IN FOCUS: Clickbait Techniques

We’ve all been there. That feeling of wanting to commit seppuku for dishonouring our family names by clicking on some obvious clickbait. Deep down you knew it was going to be a steaming pile of shit but you clicked anyway – the shame. 

Jazz it up by association – this is a real humdinger. Say someone isn’t particularly newsworthy themselves but they once attended Liam Hemsworth’s second cousin’s dog trainer’s birthday party. 

Suddenly, the story isn’t about “Geoff” (some no-name pervert) filming inside a school bathroom, it’s about a “Hemsworth party goer” getting caught being a filth-merchant. Seamless. 

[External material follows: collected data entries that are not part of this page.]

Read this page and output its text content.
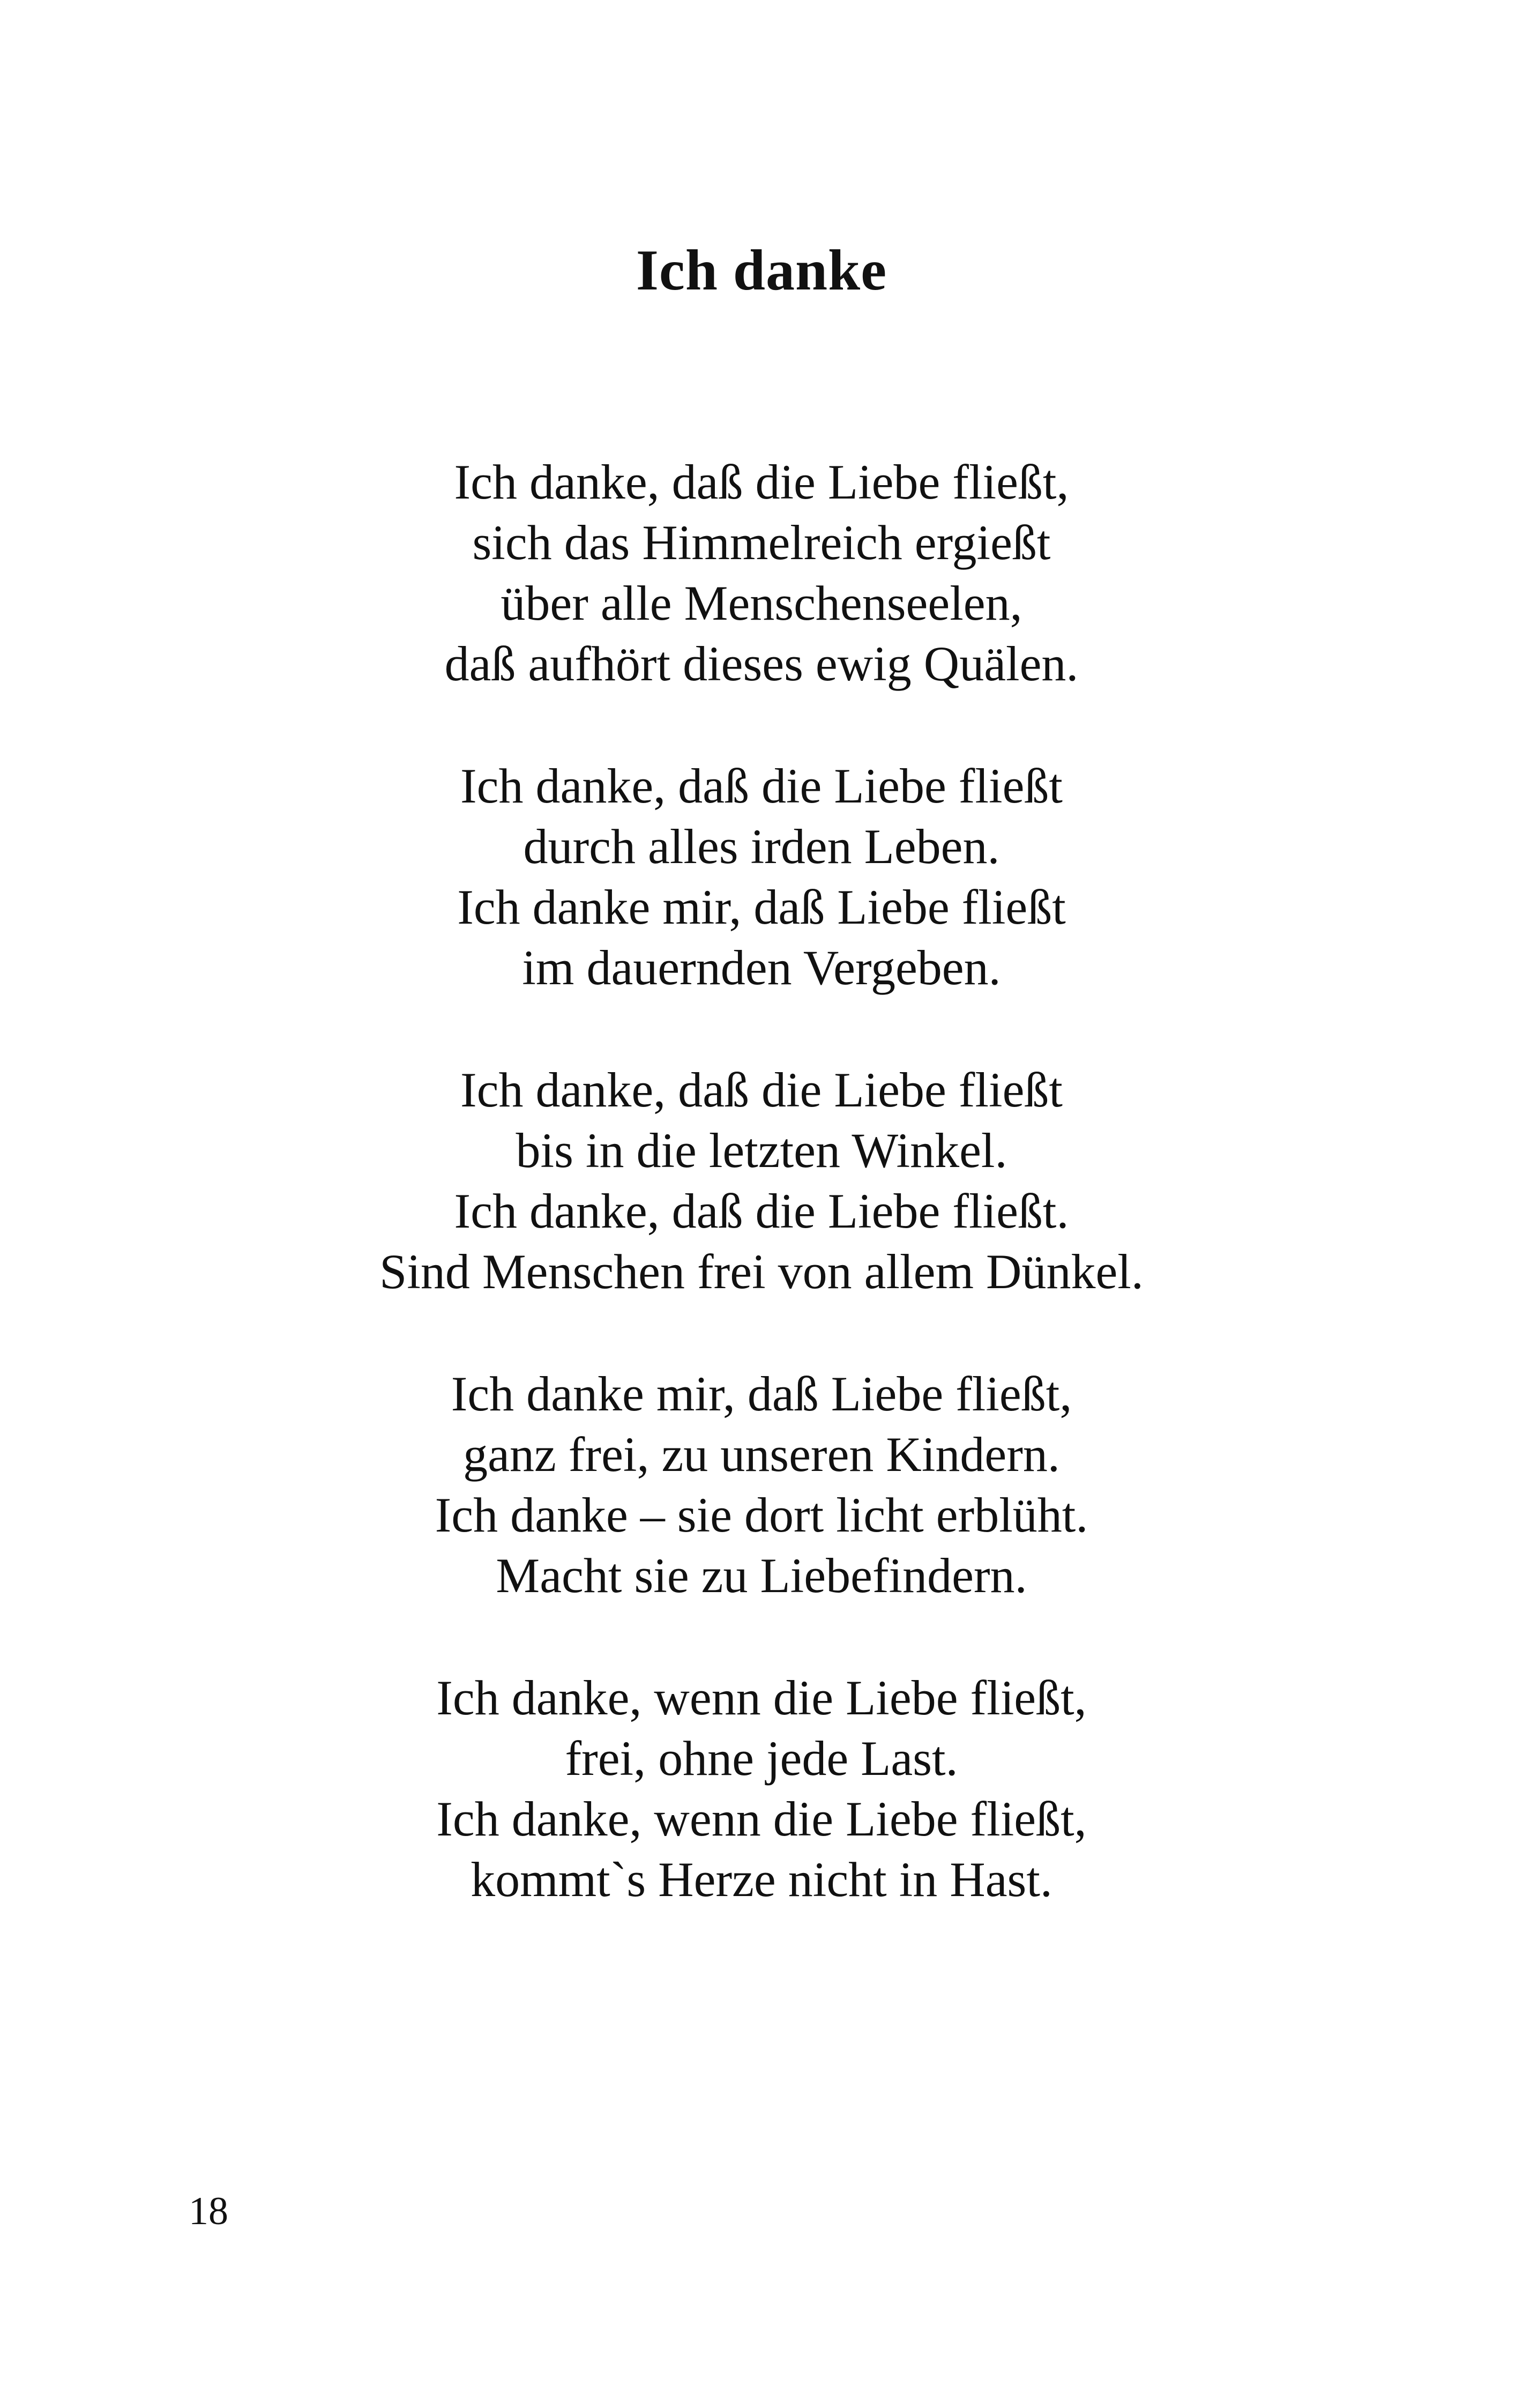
Ich danke

Ich danke, daß die Liebe fließt,
sich das Himmelreich ergießt
über alle Menschenseelen,
daß aufhört dieses ewig Quälen.

Ich danke, daß die Liebe fließt
durch alles irden Leben.
Ich danke mir, daß Liebe fließt
im dauernden Vergeben.

Ich danke, daß die Liebe fließt
bis in die letzten Winkel.
Ich danke, daß die Liebe fließt.
Sind Menschen frei von allem Dünkel.

Ich danke mir, daß Liebe fließt,
ganz frei, zu unseren Kindern.
Ich danke – sie dort licht erblüht.
Macht sie zu Liebefindern.

Ich danke, wenn die Liebe fließt,
frei, ohne jede Last.
Ich danke, wenn die Liebe fließt,
kommt`s Herze nicht in Hast.

18
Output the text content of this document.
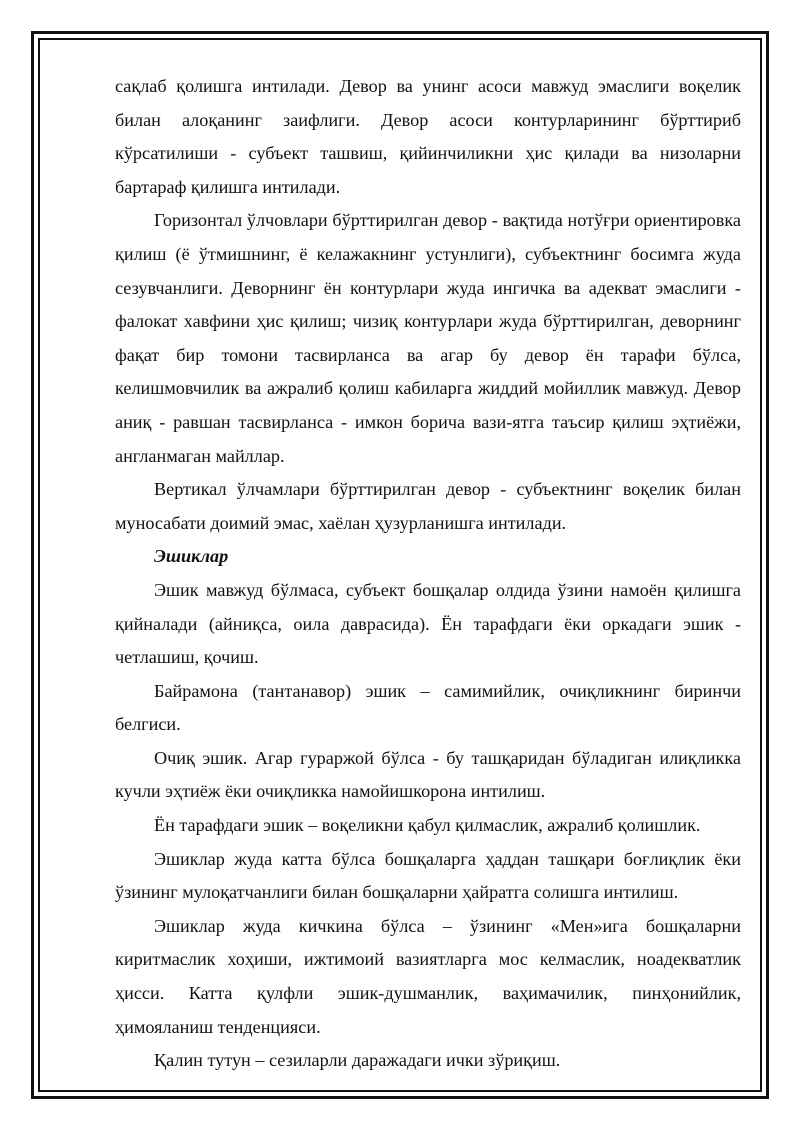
сақлаб қолишга интилади. Девор ва унинг асоси мавжуд эмаслиги воқелик билан алоқанинг заифлиги. Девор асоси контурларининг бўрттириб кўрсатилиши - субъект ташвиш, қийинчиликни ҳис қилади ва низоларни бартараф қилишга интилади.

Горизонтал ўлчовлари бўрттирилган девор - вақтида нотўғри ориентировка қилиш (ё ўтмишнинг, ё келажакнинг устунлиги), субъектнинг босимга жуда сезувчанлиги. Деворнинг ён контурлари жуда ингичка ва адекват эмаслиги - фалокат хавфини ҳис қилиш; чизиқ контурлари жуда бўрттирилган, деворнинг фақат бир томони тасвирланса ва агар бу девор ён тарафи бўлса, келишмовчилик ва ажралиб қолиш кабиларга жиддий мойиллик мавжуд. Девор аниқ - равшан тасвирланса - имкон борича вази-ятга таъсир қилиш эҳтиёжи, англанмаган майллар.

Вертикал ўлчамлари бўрттирилган девор - субъектнинг воқелик билан муносабати доимий эмас, хаёлан ҳузурланишга интилади.

Эшиклар

Эшик мавжуд бўлмаса, субъект бошқалар олдида ўзини намоён қилишга қийналади (айниқса, оила даврасида). Ён тарафдаги ёки оркадаги эшик - четлашиш, қочиш.

Байрамона (тантанавор) эшик – самимийлик, очиқликнинг биринчи белгиси.

Очиқ эшик. Агар гураржой бўлса - бу ташқаридан бўладиган илиқликка кучли эҳтиёж ёки очиқликка намойишкорона интилиш.

Ён тарафдаги эшик – воқеликни қабул қилмаслик, ажралиб қолишлик.

Эшиклар жуда катта бўлса бошқаларга ҳаддан ташқари боғлиқлик ёки ўзининг мулоқатчанлиги билан бошқаларни ҳайратга солишга интилиш.

Эшиклар жуда кичкина бўлса – ўзининг «Мен»ига бошқаларни киритмаслик хоҳиши, ижтимоий вазиятларга мос келмаслик, ноадекватлик ҳисси. Катта қулфли эшик-душманлик, ваҳимачилик, пинҳонийлик, ҳимояланиш тенденцияси.

Қалин тутун – сезиларли даражадаги ички зўриқиш.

Neglect to include city or country – these always stand out a little bit because you are racking your brain as to why it isn’t headlining news. 20 men decapitated on local beach! Holy smokes – the news agency has Australia in its name. 

Naturally, the photo won’t offer any clues either. It’s not until maybe the 2nd paragraph that you realise it’s all been another devious ruse. Yet another story about Tijuana – which ironically, would be more newsworthy if there WASN’T a brutal cartel murder for a day. 

Buzzwords – Bizarre reason for this gruesome find! You’ve all been there. 2 hangover wanks down and mindlessly scrolling on your phone – you just need to feel alive for a second. So you click. 

Sadly, you soon find that the reason isn’t bizarre (he normally takes the garbage out on Monday night rather than Monday lunch) nor particularly gruesome (his neighbour laid some revenge cable on his lawn). Have another Maximus and go back to hating yourself. 

Bikini photos – during COVID, your average newsroom got enough footage of people going to the beach to last a lifetime. 

There’s nothing like seeing an article about the weather (that you could just look up on BOM) accompanied by some photos of some young girls plastered across the preview pic. This works on the simple psychology of “there could be MORE tits in this article”. Classy. 

Faux-controversy – this is truly the Rolls Royce of clickbait. It is usually achieved by taking a single comment from an interview out of context. Perhaps a public figure said, “I won’t be getting the COVID vaccine until every front line worker has had the jab”.

BORING. That’s not going to get clicks. So why not bring out the scissors of borderline misinformation and give that quote a little choppity chop – “HEALTH MINISTER WON’T BE GETTING THE COVID VACCINE”. Hey, they did technically say those words.